Wireless communication networks are widely deployed to provide various types of communication content such as voice, video, packet data, messaging, broadcast, and so on. These systems may be multiple-access systems capable of supporting communication with multiple users by sharing the available system resources (e.g., time, frequency, and power). Examples of such multiple-access systems include code-division multiple access (CDMA) systems, time-division multiple access (TDMA) systems, frequency-division multiple access (FDMA) systems, orthogonal frequency-division multiple access (OFDMA) systems, single-carrier frequency division multiple access (or multiplexing) (SC-FDMA) systems, and discrete Fourier transform spread orthogonal division multiplexing (DFT-s-OFDM) systems. It should be understood that SC-FDM and DFT-s-OFDM are two names of essentially similar technologies, however, DFT-s-OFDM is the terminology used in 3GPP specifications.
These multiple access technologies have been adopted in various telecommunication standards to provide a common protocol that enables different wireless devices to communicate on a municipal, national, regional, and even global level. For example, a fifth generation (5G) wireless communications technology (which can be referred to as new radio (NR)) is envisaged to expand and support diverse usage scenarios and applications with respect to current mobile network generations. In an aspect, 5G communications technology can include: enhanced mobile broadband addressing human-centric use cases for access to multimedia content, services and data; ultra-reliable-low latency communications (URLLC) with certain specifications for latency and reliability; and massive machine type communications, which can allow a very large number of connected devices and transmission of a relatively low volume of non-delay-sensitive information. As the demand for mobile broadband access continues to increase, however, further improvements in NR communications technology and beyond may be desired.

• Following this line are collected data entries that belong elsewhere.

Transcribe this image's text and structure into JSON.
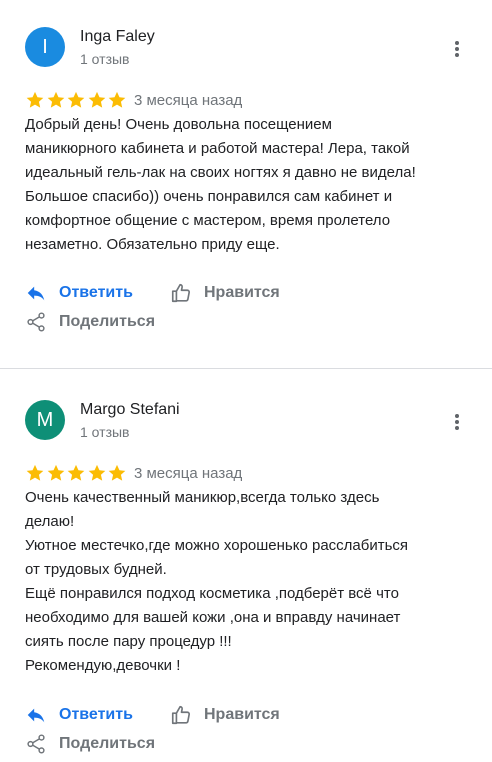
{
  "colors": {
    "accent": "#1a73e8",
    "star": "#fbbc04",
    "secondary_text": "#70757a"
  },
  "reviews": [
    {
      "avatar_letter": "I",
      "avatar_color": "#1a8be0",
      "author": "Inga Faley",
      "reviews_count": "1 отзыв",
      "rating": 5,
      "date": "3 месяца назад",
      "text_lines": [
        "Добрый день! Очень довольна посещением",
        "маникюрного кабинета и работой мастера! Лера, такой",
        "идеальный гель-лак на своих ногтях я давно не видела!",
        "Большое спасибо)) очень понравился сам кабинет и",
        "комфортное общение с мастером, время пролетело",
        "незаметно. Обязательно приду еще."
      ],
      "actions": {
        "reply": "Ответить",
        "like": "Нравится",
        "share": "Поделиться"
      }
    },
    {
      "avatar_letter": "M",
      "avatar_color": "#0e8f77",
      "author": "Margo Stefani",
      "reviews_count": "1 отзыв",
      "rating": 5,
      "date": "3 месяца назад",
      "text_lines": [
        "Очень качественный маникюр,всегда только здесь",
        "делаю!",
        "Уютное местечко,где можно хорошенько расслабиться",
        "от трудовых будней.",
        "Ещё понравился подход косметика ,подберёт всё что",
        "необходимо для вашей кожи ,она и вправду начинает",
        "сиять после пару процедур !!!",
        "Рекомендую,девочки !"
      ],
      "actions": {
        "reply": "Ответить",
        "like": "Нравится",
        "share": "Поделиться"
      }
    }
  ]
}
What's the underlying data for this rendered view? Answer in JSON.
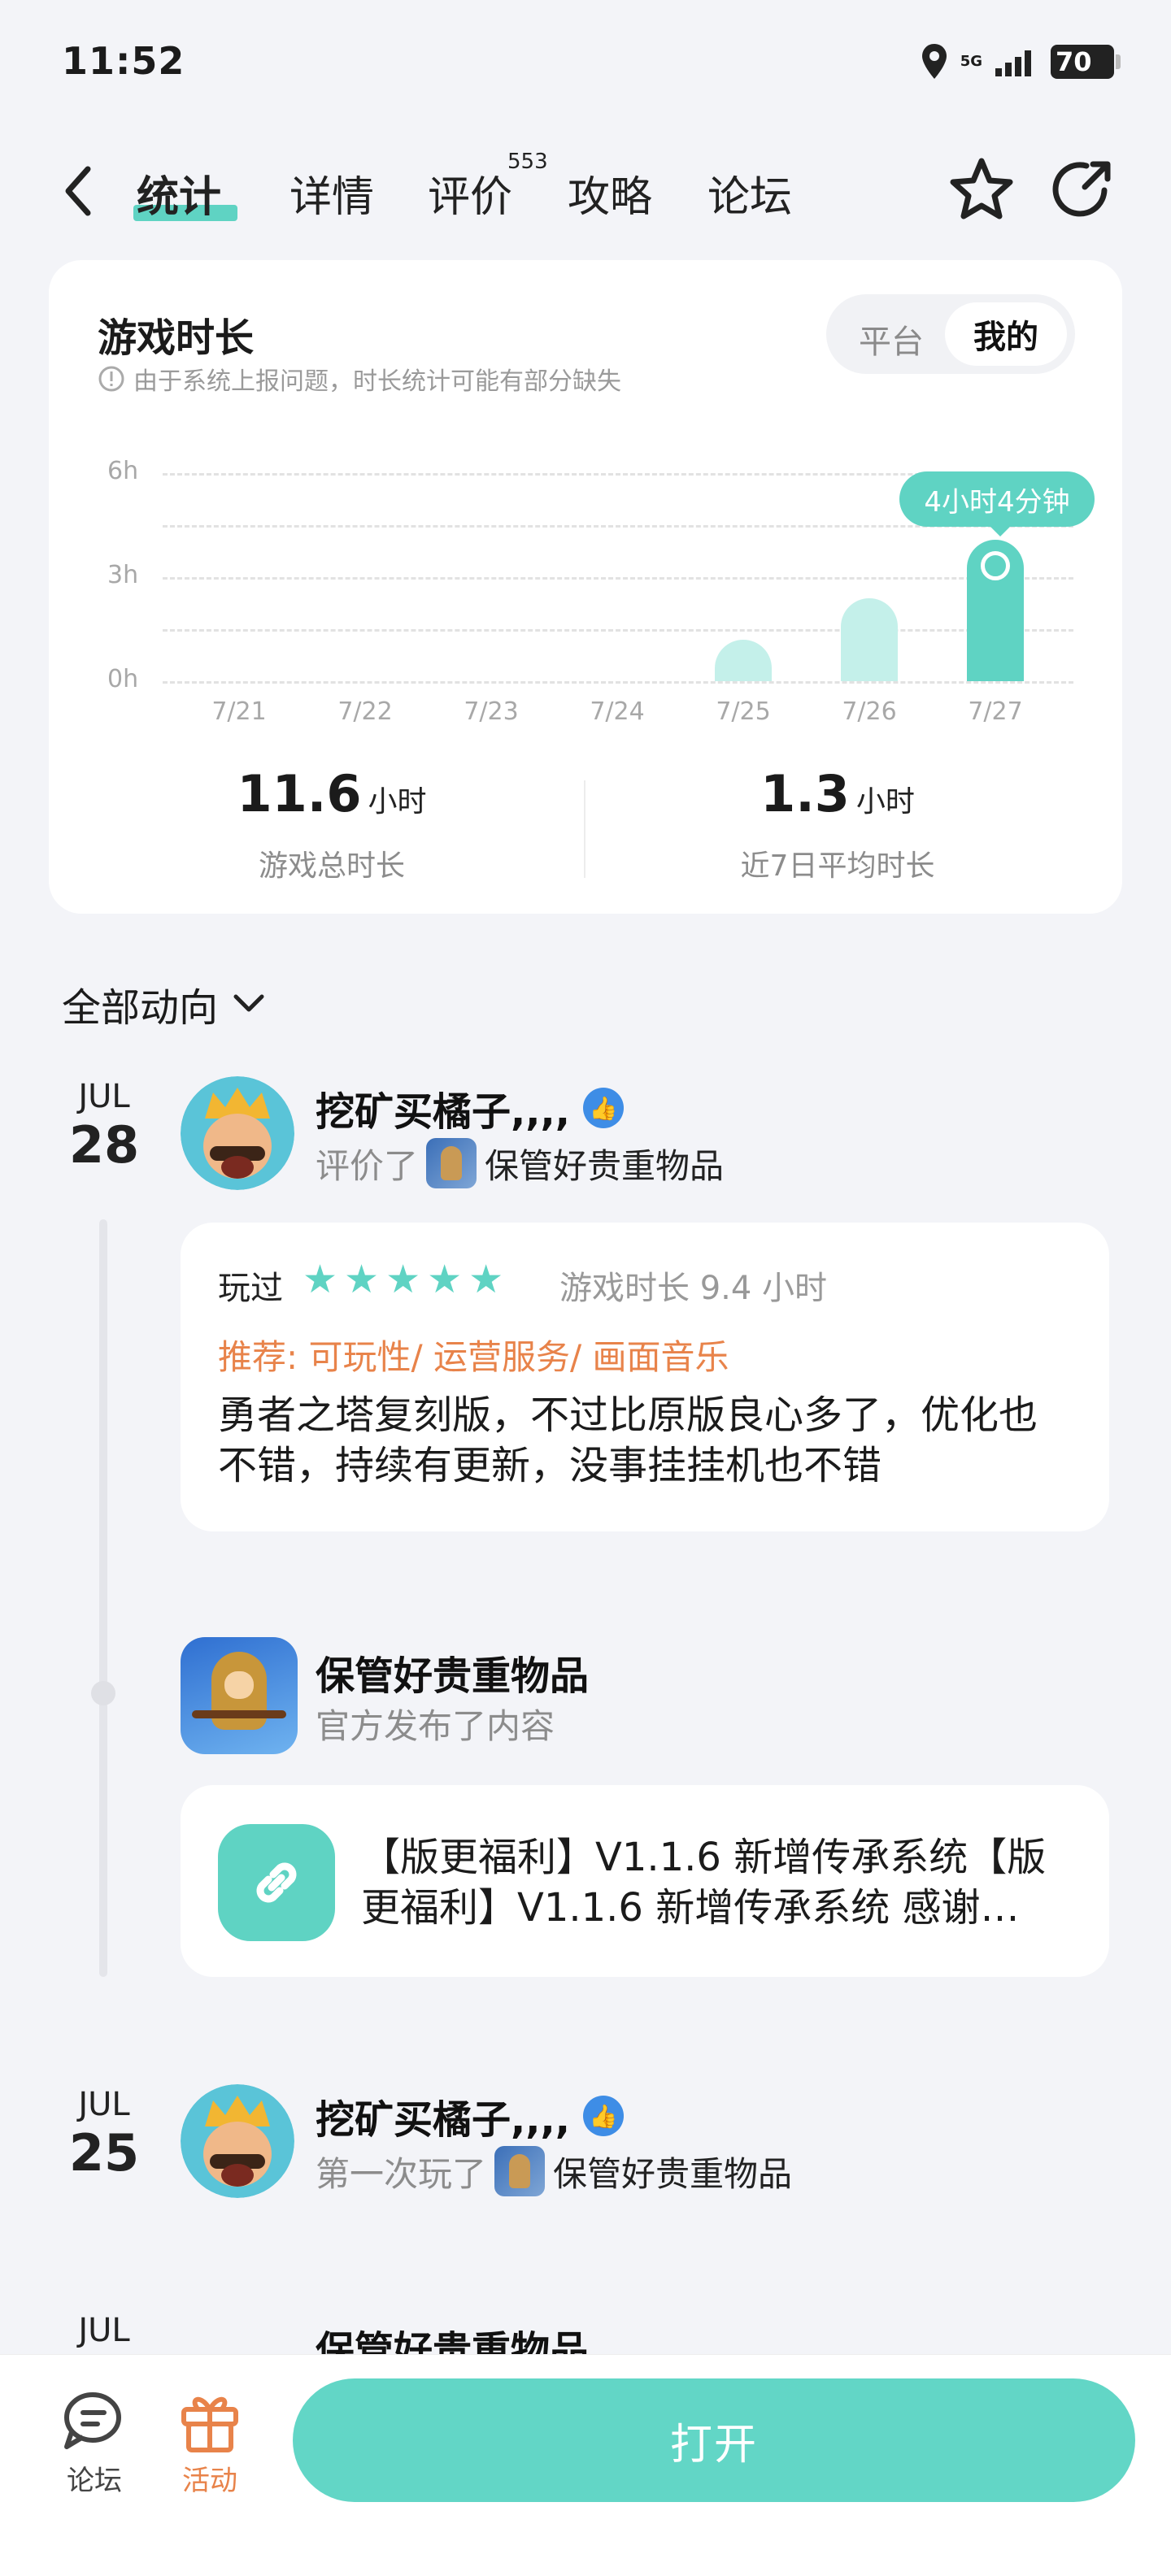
{
  "status_bar": {
    "time": "11:52",
    "network": "5G",
    "battery": "70"
  },
  "nav": {
    "tabs": [
      {
        "label": "统计",
        "active": true
      },
      {
        "label": "详情"
      },
      {
        "label": "评价"
      },
      {
        "label": "攻略"
      },
      {
        "label": "论坛"
      }
    ],
    "review_count_badge": "553"
  },
  "playtime_card": {
    "title": "游戏时长",
    "note": "由于系统上报问题，时长统计可能有部分缺失",
    "toggle": {
      "options": [
        "平台",
        "我的"
      ],
      "selected": "我的"
    },
    "tooltip": "4小时4分钟",
    "total": {
      "value": "11.6",
      "unit": "小时",
      "label": "游戏总时长"
    },
    "average": {
      "value": "1.3",
      "unit": "小时",
      "label": "近7日平均时长"
    }
  },
  "chart_data": {
    "type": "bar",
    "categories": [
      "7/21",
      "7/22",
      "7/23",
      "7/24",
      "7/25",
      "7/26",
      "7/27"
    ],
    "values": [
      0,
      0,
      0,
      0,
      1.2,
      2.4,
      4.07
    ],
    "y_ticks": [
      "0h",
      "3h",
      "6h"
    ],
    "ylim": [
      0,
      6
    ],
    "grid": true,
    "colors": {
      "bar": "#c4f0ea",
      "highlight": "#5fd3c3"
    }
  },
  "feed": {
    "filter_label": "全部动向",
    "entries": [
      {
        "month": "JUL",
        "day": "28",
        "user": "挖矿买橘子,,,,",
        "action": "评价了",
        "game": "保管好贵重物品",
        "review": {
          "played_label": "玩过",
          "stars": 5,
          "playtime": "游戏时长 9.4 小时",
          "recommend": "推荐: 可玩性/ 运营服务/ 画面音乐",
          "text": "勇者之塔复刻版，不过比原版良心多了，优化也不错，持续有更新，没事挂挂机也不错"
        }
      },
      {
        "game_title": "保管好贵重物品",
        "action": "官方发布了内容",
        "post": "【版更福利】V1.1.6 新增传承系统【版更福利】V1.1.6 新增传承系统 感谢…"
      },
      {
        "month": "JUL",
        "day": "25",
        "user": "挖矿买橘子,,,,",
        "action": "第一次玩了",
        "game": "保管好贵重物品"
      },
      {
        "month": "JUL",
        "game_title": "保管好贵重物品"
      }
    ]
  },
  "bottom_bar": {
    "forum_label": "论坛",
    "events_label": "活动",
    "open_button": "打开"
  }
}
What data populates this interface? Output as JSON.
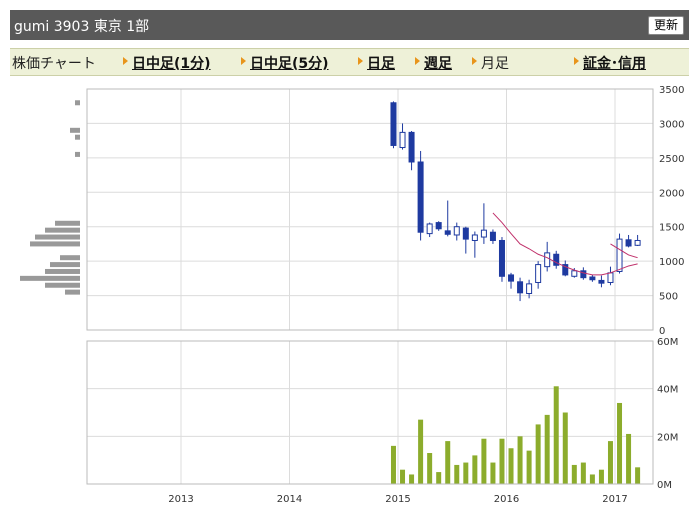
{
  "header": {
    "title": "gumi  3903  東京 1部",
    "refresh_label": "更新"
  },
  "nav": {
    "label": "株価チャート",
    "items": [
      {
        "label": "日中足(1分)",
        "active": false
      },
      {
        "label": "日中足(5分)",
        "active": false
      },
      {
        "label": "日足",
        "active": false
      },
      {
        "label": "週足",
        "active": false
      },
      {
        "label": "月足",
        "active": true
      },
      {
        "label": "証金･信用",
        "active": false
      }
    ]
  },
  "chart_data": {
    "type": "candlestick",
    "x_ticks": [
      "2013",
      "2014",
      "2015",
      "2016",
      "2017"
    ],
    "price_ticks": [
      "3500",
      "3000",
      "2500",
      "2000",
      "1500",
      "1000",
      "500",
      "0"
    ],
    "volume_ticks": [
      "60M",
      "40M",
      "20M",
      "0M"
    ],
    "price_ylim": [
      0,
      3500
    ],
    "volume_ylim": [
      0,
      60000000
    ],
    "grid": true,
    "colors": {
      "up": "#ffffff",
      "down": "#1e3aa0",
      "volume": "#8cac2c",
      "ma": "#c0306a",
      "profile": "#999999",
      "grid": "#dcdcdc"
    },
    "candles": [
      {
        "date": "2014-12",
        "open": 3300,
        "high": 3320,
        "low": 2640,
        "close": 2680
      },
      {
        "date": "2015-01",
        "open": 2650,
        "high": 3000,
        "low": 2620,
        "close": 2870
      },
      {
        "date": "2015-02",
        "open": 2870,
        "high": 2890,
        "low": 2320,
        "close": 2440
      },
      {
        "date": "2015-03",
        "open": 2440,
        "high": 2600,
        "low": 1300,
        "close": 1420
      },
      {
        "date": "2015-04",
        "open": 1400,
        "high": 1560,
        "low": 1350,
        "close": 1540
      },
      {
        "date": "2015-05",
        "open": 1560,
        "high": 1580,
        "low": 1440,
        "close": 1470
      },
      {
        "date": "2015-06",
        "open": 1440,
        "high": 1880,
        "low": 1360,
        "close": 1390
      },
      {
        "date": "2015-07",
        "open": 1380,
        "high": 1560,
        "low": 1300,
        "close": 1500
      },
      {
        "date": "2015-08",
        "open": 1480,
        "high": 1500,
        "low": 1110,
        "close": 1320
      },
      {
        "date": "2015-09",
        "open": 1300,
        "high": 1430,
        "low": 1050,
        "close": 1380
      },
      {
        "date": "2015-10",
        "open": 1350,
        "high": 1840,
        "low": 1250,
        "close": 1450
      },
      {
        "date": "2015-11",
        "open": 1420,
        "high": 1460,
        "low": 1250,
        "close": 1300
      },
      {
        "date": "2015-12",
        "open": 1300,
        "high": 1350,
        "low": 700,
        "close": 780
      },
      {
        "date": "2016-01",
        "open": 800,
        "high": 830,
        "low": 600,
        "close": 710
      },
      {
        "date": "2016-02",
        "open": 700,
        "high": 760,
        "low": 420,
        "close": 540
      },
      {
        "date": "2016-03",
        "open": 530,
        "high": 730,
        "low": 460,
        "close": 670
      },
      {
        "date": "2016-04",
        "open": 690,
        "high": 1000,
        "low": 600,
        "close": 950
      },
      {
        "date": "2016-05",
        "open": 920,
        "high": 1280,
        "low": 850,
        "close": 1120
      },
      {
        "date": "2016-06",
        "open": 1100,
        "high": 1150,
        "low": 890,
        "close": 940
      },
      {
        "date": "2016-07",
        "open": 950,
        "high": 1010,
        "low": 780,
        "close": 800
      },
      {
        "date": "2016-08",
        "open": 780,
        "high": 900,
        "low": 760,
        "close": 860
      },
      {
        "date": "2016-09",
        "open": 860,
        "high": 910,
        "low": 730,
        "close": 760
      },
      {
        "date": "2016-10",
        "open": 770,
        "high": 800,
        "low": 700,
        "close": 730
      },
      {
        "date": "2016-11",
        "open": 720,
        "high": 790,
        "low": 620,
        "close": 680
      },
      {
        "date": "2016-12",
        "open": 690,
        "high": 920,
        "low": 650,
        "close": 830
      },
      {
        "date": "2017-01",
        "open": 850,
        "high": 1400,
        "low": 820,
        "close": 1320
      },
      {
        "date": "2017-02",
        "open": 1310,
        "high": 1380,
        "low": 1200,
        "close": 1220
      },
      {
        "date": "2017-03",
        "open": 1230,
        "high": 1380,
        "low": 1220,
        "close": 1300
      }
    ],
    "ma_lines": [
      {
        "name": "",
        "values": [
          [
            "2015-11",
            1700
          ],
          [
            "2015-12",
            1560
          ],
          [
            "2016-01",
            1400
          ],
          [
            "2016-02",
            1250
          ],
          [
            "2016-03",
            1180
          ],
          [
            "2016-04",
            1100
          ],
          [
            "2016-05",
            1050
          ],
          [
            "2016-06",
            980
          ],
          [
            "2016-07",
            920
          ],
          [
            "2016-08",
            870
          ],
          [
            "2016-09",
            830
          ],
          [
            "2016-10",
            800
          ],
          [
            "2016-11",
            800
          ],
          [
            "2016-12",
            830
          ],
          [
            "2017-01",
            880
          ],
          [
            "2017-02",
            930
          ],
          [
            "2017-03",
            960
          ]
        ]
      },
      {
        "name": "",
        "values": [
          [
            "2016-12",
            1250
          ],
          [
            "2017-01",
            1170
          ],
          [
            "2017-02",
            1090
          ],
          [
            "2017-03",
            1050
          ]
        ]
      }
    ],
    "volume": [
      {
        "date": "2014-12",
        "value": 16000000
      },
      {
        "date": "2015-01",
        "value": 6000000
      },
      {
        "date": "2015-02",
        "value": 4000000
      },
      {
        "date": "2015-03",
        "value": 27000000
      },
      {
        "date": "2015-04",
        "value": 13000000
      },
      {
        "date": "2015-05",
        "value": 5000000
      },
      {
        "date": "2015-06",
        "value": 18000000
      },
      {
        "date": "2015-07",
        "value": 8000000
      },
      {
        "date": "2015-08",
        "value": 9000000
      },
      {
        "date": "2015-09",
        "value": 12000000
      },
      {
        "date": "2015-10",
        "value": 19000000
      },
      {
        "date": "2015-11",
        "value": 9000000
      },
      {
        "date": "2015-12",
        "value": 19000000
      },
      {
        "date": "2016-01",
        "value": 15000000
      },
      {
        "date": "2016-02",
        "value": 20000000
      },
      {
        "date": "2016-03",
        "value": 14000000
      },
      {
        "date": "2016-04",
        "value": 25000000
      },
      {
        "date": "2016-05",
        "value": 29000000
      },
      {
        "date": "2016-06",
        "value": 41000000
      },
      {
        "date": "2016-07",
        "value": 30000000
      },
      {
        "date": "2016-08",
        "value": 8000000
      },
      {
        "date": "2016-09",
        "value": 9000000
      },
      {
        "date": "2016-10",
        "value": 4000000
      },
      {
        "date": "2016-11",
        "value": 6000000
      },
      {
        "date": "2016-12",
        "value": 18000000
      },
      {
        "date": "2017-01",
        "value": 34000000
      },
      {
        "date": "2017-02",
        "value": 21000000
      },
      {
        "date": "2017-03",
        "value": 7000000
      }
    ],
    "price_volume_profile": [
      {
        "price": 3300,
        "volume": 1
      },
      {
        "price": 2900,
        "volume": 2
      },
      {
        "price": 2800,
        "volume": 1
      },
      {
        "price": 2550,
        "volume": 1
      },
      {
        "price": 1550,
        "volume": 5
      },
      {
        "price": 1450,
        "volume": 7
      },
      {
        "price": 1350,
        "volume": 9
      },
      {
        "price": 1250,
        "volume": 10
      },
      {
        "price": 1050,
        "volume": 4
      },
      {
        "price": 950,
        "volume": 6
      },
      {
        "price": 850,
        "volume": 7
      },
      {
        "price": 750,
        "volume": 12
      },
      {
        "price": 650,
        "volume": 7
      },
      {
        "price": 550,
        "volume": 3
      }
    ]
  }
}
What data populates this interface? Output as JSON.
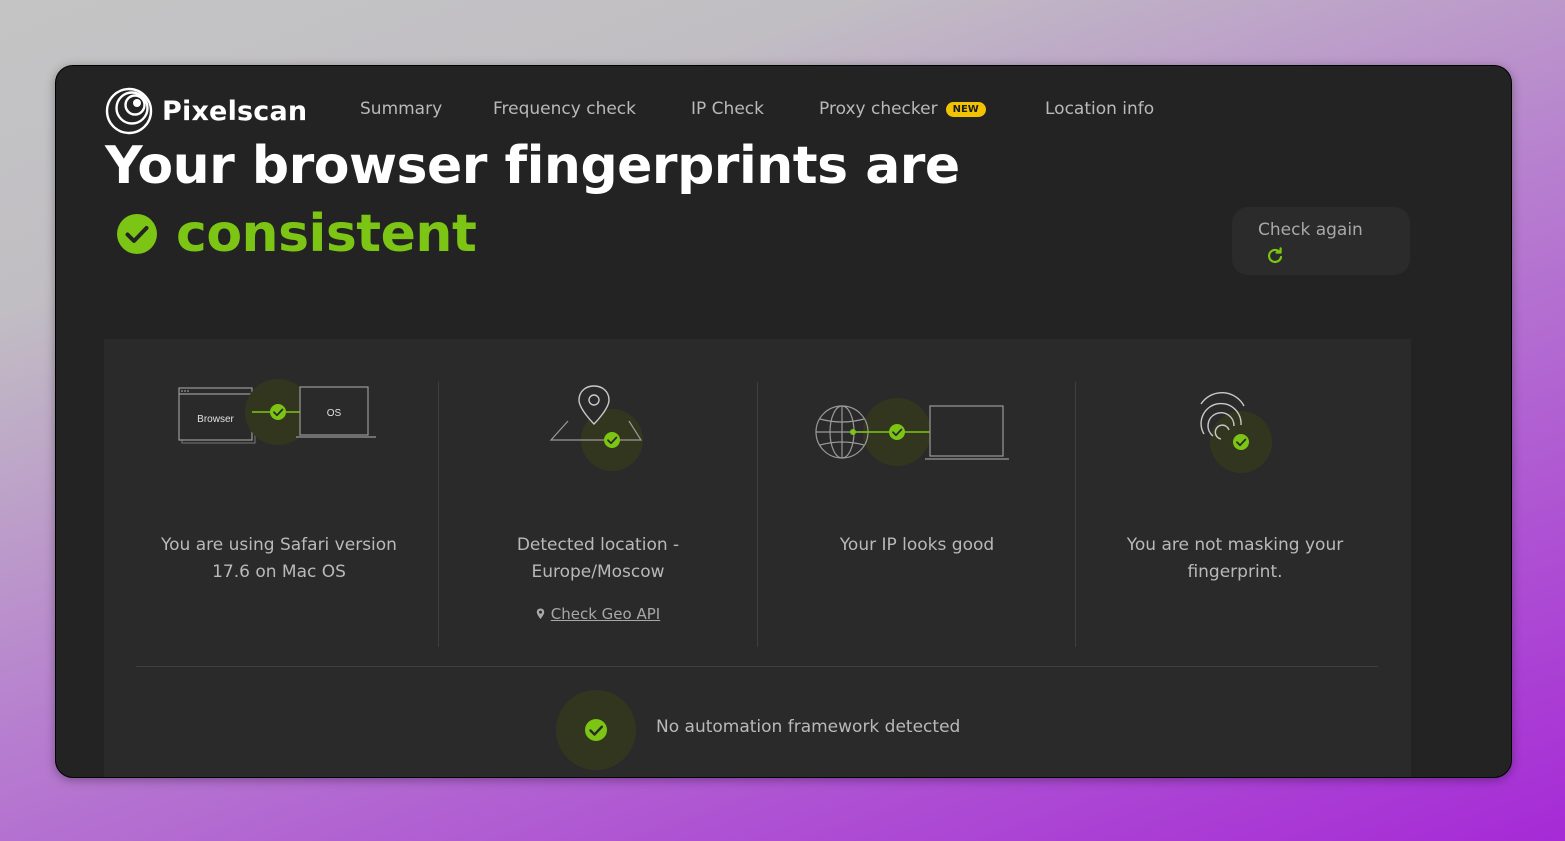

For example, for NR communications technology, the NR physical layer includes physical channels encoded and transmitted on a single OFDM symbol. Examples of such physical channels include PDCCH on the downlink (DL), and short-PUCCH on the uplink (UL), and PDSCH/PUSCH in a ‘mini-slot’ transmission (where a mini-slot is a 1-symbol slot). SC-FDM and/or DFT-s-OFDM versions of the same transmissions are also desirable, such as in UL link-budget limited case, and also in the DL for high carrier frequency (e.g., >40 GHz) transmissions. Also, a transmit diversity scheme may be desired for such transmissions.
Thus, improvements in wireless communications for NR technology and beyond may be desired.